En fin, que la cháchara, la verborrea, el discurso, acá en Cuba se llama muela. Ahora, lo que sí es un verdadero dolor de muela es tener que atenderse una muela con un estomatólogo de policlínica de barrio. Ahí no hay muela que explique la muela que hay que dar ni que te dan, para al fin terminar arreglándote la pieza con un odontólogo privado, y clandestino, por supuesto.

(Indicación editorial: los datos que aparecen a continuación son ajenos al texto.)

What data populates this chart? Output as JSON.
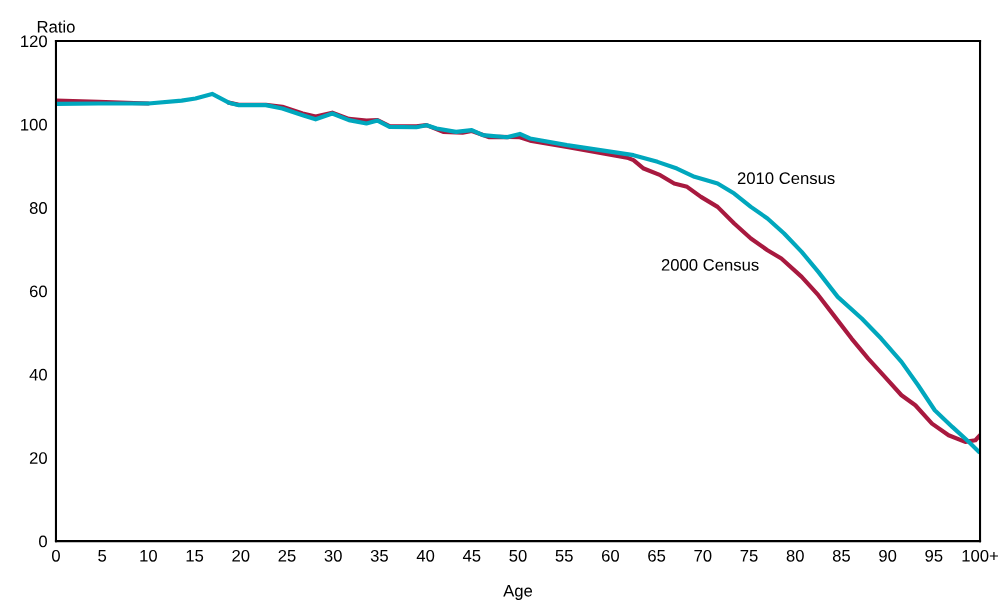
{
  "chart_data": {
    "type": "line",
    "xlabel": "Age",
    "ylabel": "Ratio",
    "xlim": [
      0,
      100
    ],
    "ylim": [
      0,
      120
    ],
    "xticks": [
      0,
      5,
      10,
      15,
      20,
      25,
      30,
      35,
      40,
      45,
      50,
      55,
      60,
      65,
      70,
      75,
      80,
      85,
      90,
      95,
      {
        "value": 100,
        "label": "100+"
      }
    ],
    "yticks": [
      0,
      20,
      40,
      60,
      80,
      100,
      120
    ],
    "grid": false,
    "legend": false,
    "marker": "none",
    "line_style": "solid",
    "series": [
      {
        "name": "2000 Census",
        "color": "#a8193f",
        "x": [
          0,
          4.6,
          10,
          13.6,
          15.1,
          16.9,
          18.7,
          19.8,
          22.7,
          24.5,
          26.7,
          28.1,
          29.9,
          31.7,
          33.6,
          34.8,
          36.1,
          39,
          40.1,
          41.9,
          44,
          45,
          46.9,
          48,
          50.2,
          51.3,
          55.3,
          61.8,
          62.5,
          63.6,
          65.4,
          66.9,
          68.3,
          69.8,
          71.6,
          73.4,
          75.2,
          77,
          78.5,
          80.7,
          82.5,
          84.3,
          86.1,
          87.9,
          89.7,
          91.5,
          93,
          94.8,
          96.6,
          98.4,
          99.5,
          100
        ],
        "values": [
          105.7,
          105.4,
          105,
          null,
          null,
          null,
          105.2,
          104.7,
          104.7,
          104.2,
          102.6,
          101.9,
          102.8,
          101.3,
          100.9,
          101,
          99.6,
          99.5,
          99.8,
          98.2,
          98,
          98.4,
          96.9,
          97,
          96.9,
          96.1,
          94.6,
          92,
          91.4,
          89.4,
          87.8,
          85.8,
          85,
          82.6,
          80.2,
          76.2,
          72.6,
          69.8,
          67.8,
          63.4,
          59,
          53.8,
          48.6,
          43.8,
          39.4,
          35,
          32.6,
          28.2,
          25.4,
          23.8,
          24.2,
          25.4
        ]
      },
      {
        "name": "2010 Census",
        "color": "#00a7bd",
        "x": [
          0,
          4.6,
          10,
          13.6,
          15.1,
          16.9,
          18.7,
          19.8,
          22.7,
          24.5,
          26.7,
          28.1,
          29.9,
          31.7,
          33.6,
          34.8,
          36.1,
          39,
          40.1,
          41.2,
          43.3,
          45,
          46.2,
          48.8,
          50.2,
          51.3,
          55.3,
          62.5,
          65.1,
          67.2,
          69.1,
          70.5,
          71.6,
          73.4,
          75.2,
          77,
          78.8,
          80.7,
          82.5,
          84.6,
          87.2,
          89.3,
          91.5,
          93.3,
          95.1,
          97,
          98.8,
          99.9
        ],
        "values": [
          104.9,
          105,
          105,
          105.7,
          106.2,
          107.3,
          105.2,
          104.6,
          104.6,
          103.8,
          102.2,
          101.2,
          102.6,
          101,
          100.2,
          100.9,
          99.4,
          99.3,
          99.8,
          99,
          98.2,
          98.6,
          97.4,
          96.9,
          97.7,
          96.6,
          95,
          92.6,
          91,
          89.4,
          87.4,
          86.5,
          85.8,
          83.4,
          80.2,
          77.4,
          73.8,
          69.4,
          64.6,
          58.6,
          53.4,
          48.6,
          43,
          37.4,
          31.4,
          27.4,
          23.8,
          21.4
        ]
      }
    ]
  }
}
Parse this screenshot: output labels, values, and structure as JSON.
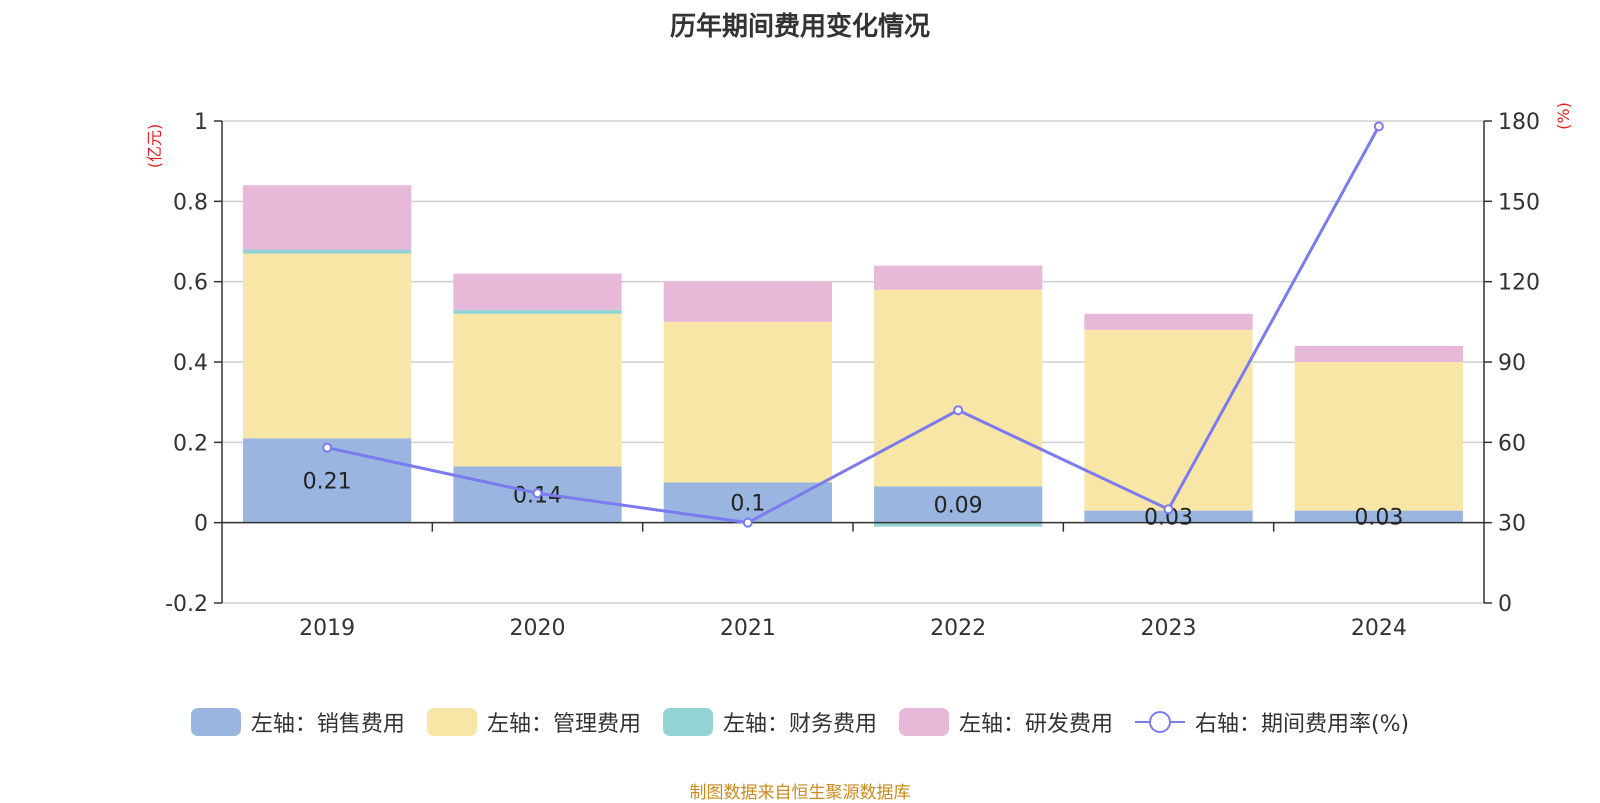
{
  "chart_data": {
    "type": "bar",
    "stacked": true,
    "title": "历年期间费用变化情况",
    "categories": [
      "2019",
      "2020",
      "2021",
      "2022",
      "2023",
      "2024"
    ],
    "y_left_label": "(亿元)",
    "y_right_label": "(%)",
    "ylim_left": [
      -0.2,
      1
    ],
    "ylim_right": [
      0,
      180
    ],
    "y_left_ticks": [
      "-0.2",
      "0",
      "0.2",
      "0.4",
      "0.6",
      "0.8",
      "1"
    ],
    "y_right_ticks": [
      "0",
      "30",
      "60",
      "90",
      "120",
      "150",
      "180"
    ],
    "grid": true,
    "legend_position": "bottom",
    "series": [
      {
        "name": "左轴：销售费用",
        "axis": "left",
        "color": "#9ab6e0",
        "values": [
          0.21,
          0.14,
          0.1,
          0.09,
          0.03,
          0.03
        ],
        "labels": [
          "0.21",
          "0.14",
          "0.1",
          "0.09",
          "0.03",
          "0.03"
        ]
      },
      {
        "name": "左轴：管理费用",
        "axis": "left",
        "color": "#f7e6a6",
        "values": [
          0.46,
          0.38,
          0.4,
          0.49,
          0.45,
          0.37
        ]
      },
      {
        "name": "左轴：财务费用",
        "axis": "left",
        "color": "#94d3d4",
        "values": [
          0.01,
          0.01,
          0.0,
          -0.01,
          0.0,
          0.0
        ]
      },
      {
        "name": "左轴：研发费用",
        "axis": "left",
        "color": "#e8b8d8",
        "values": [
          0.16,
          0.09,
          0.1,
          0.06,
          0.04,
          0.04
        ]
      },
      {
        "name": "右轴：期间费用率(%)",
        "axis": "right",
        "type": "line",
        "color": "#7b7bef",
        "values": [
          58,
          41,
          30,
          72,
          35,
          178
        ]
      }
    ]
  },
  "source_note": "制图数据来自恒生聚源数据库"
}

El otro día madrugué, no porque me guste madrugar, sino porque la bicúspide superior derecha me dio una perreta que no me dejó dormir en toda la noche. Y asistí a la consulta estomatológica de mi policlínica. No fui el único, cuando llegué ya había varios pacientes. Parece que las muelas estaban sublevadas ese día, a causa de un jurel enlatado de origen chileno que vino a la bodega y que puso a gozar a las encías. Entre las seis y las ocho de la mañana, la espera se hizo interminable. Cuando la doctora, agitada, sudorosa, llegó a la consulta, sentimos un alivio como si de repente fueran a terminar todas nuestras angustias. La enfermera, circunspecta, tomó una tablilla y fue anotando por orden de llegada a los atribulados pacientes.

A las ocho y media entró el primero. El chirrido espeluznante del obturador se sentía afuera. Los nervios empezaron a hacer su trabajito de zapa para atemorizarnos más. Entró el segundo. Salió inmediatamente, iba despotricando ininteligiblemente. Con el tercero volvió a sonar la torturadora maquinita. Yo era el cuarto. Entré. El sillón. Me senté. Pensé que era un cosmonauta. No iría a las estrellas, pero en pocos minutos las estaría viendo a manos de aquella señora si sonreía. Abrí la boca como un sinsonte hambriento. Ya la doctora venía hacia mí con sus instrumentos de tortura. La puerta se abrió. Una voz gangosa dijo: "Seño, la merienda". La doctora puso los instrumentos sobre una bandeja y salió disparada.

Al regreso venía furiosa: "¿A quién se le ocurre mandar cinco panes cuando aquí somos como veinte?" Evidentemente no había alcanzado merienda. Cerré la boca, apreté fuertemente las mandíbulas.

"¿Usted qué tiene?", me preguntó.

"La muela", le respondí sin aflojar los dientes.

"No tenemos amalgamas para muelas. ¿Quieres traérmela? No hay anestesia, estamos empastando dientes solamente."

Me levanté como un resorte, se me había olvidado el dolor de la noche anterior. En la cola del camello me volvió la punzada. Recordé a Patricia, una doctora que cobra diez dólares por pieza. Allí me fui, rogándole a Dios que hubiera merendado y estuviera de mejor humor.